過去は米国の景気が
日本にとって非常に重要だった
「米中貿易戦争」が激化しつつあり、米国の景気にも悪影響が出そうな様相を呈してきた。米国としては、覇権を懸けた“冷戦”で「肉を切らせて骨を断つ」という覚悟ができている模様だから、景気の悪化は避けられないという見方もある。加えて、FRBの相次ぐ利上げによって、米国の景気が悪化するとの見方もある。
筆者は、メインシナリオとして、「米国の景気は拡大を続ける」と考えている。市場参加者の中には悲観的な人も多いようだが、FRBの強気の判断を尊重したい。
もっとも、いつの場合でもリスクシナリオを考えておくことは重要だ。そこで、仮に米国の景気が後退を始めたとしたら、日本経済はどのような影響を受けるのかは、あらかじめ考えておきたい。

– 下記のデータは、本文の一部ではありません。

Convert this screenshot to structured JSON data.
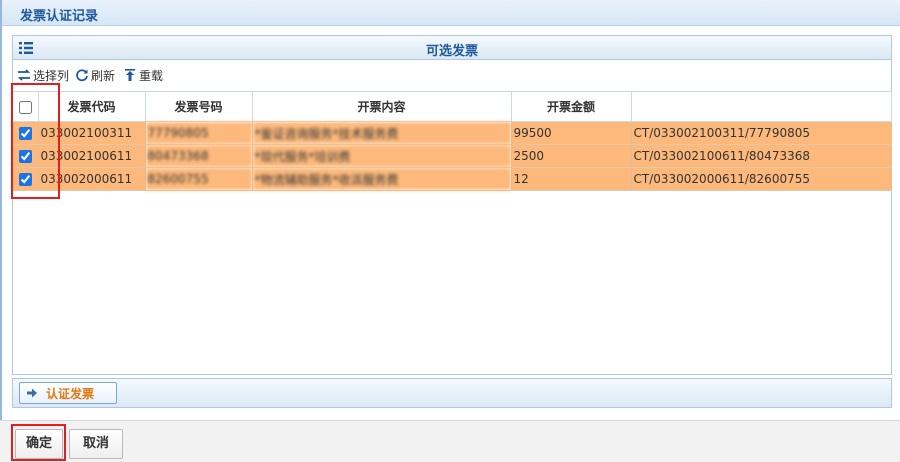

戦後の復興期から高度成長期にかけて、「米国が風邪を患うと日本が肺炎になる」といわれていた時代があった。当時は、需要は無限だったが外貨が不足していたため、「米国が不況になって対米輸出が減ると、ドルが不足して必要な資源が輸入できなくなる」というわけだった。
その後、日本経済のドル不足は解消したが、高度成長が終わると今度は需要不足に見舞われるようになった。内需が不足しているので、対米輸出が減ると景気が悪化し、それを財政による景気刺激策で回復させるというパターンが定着した。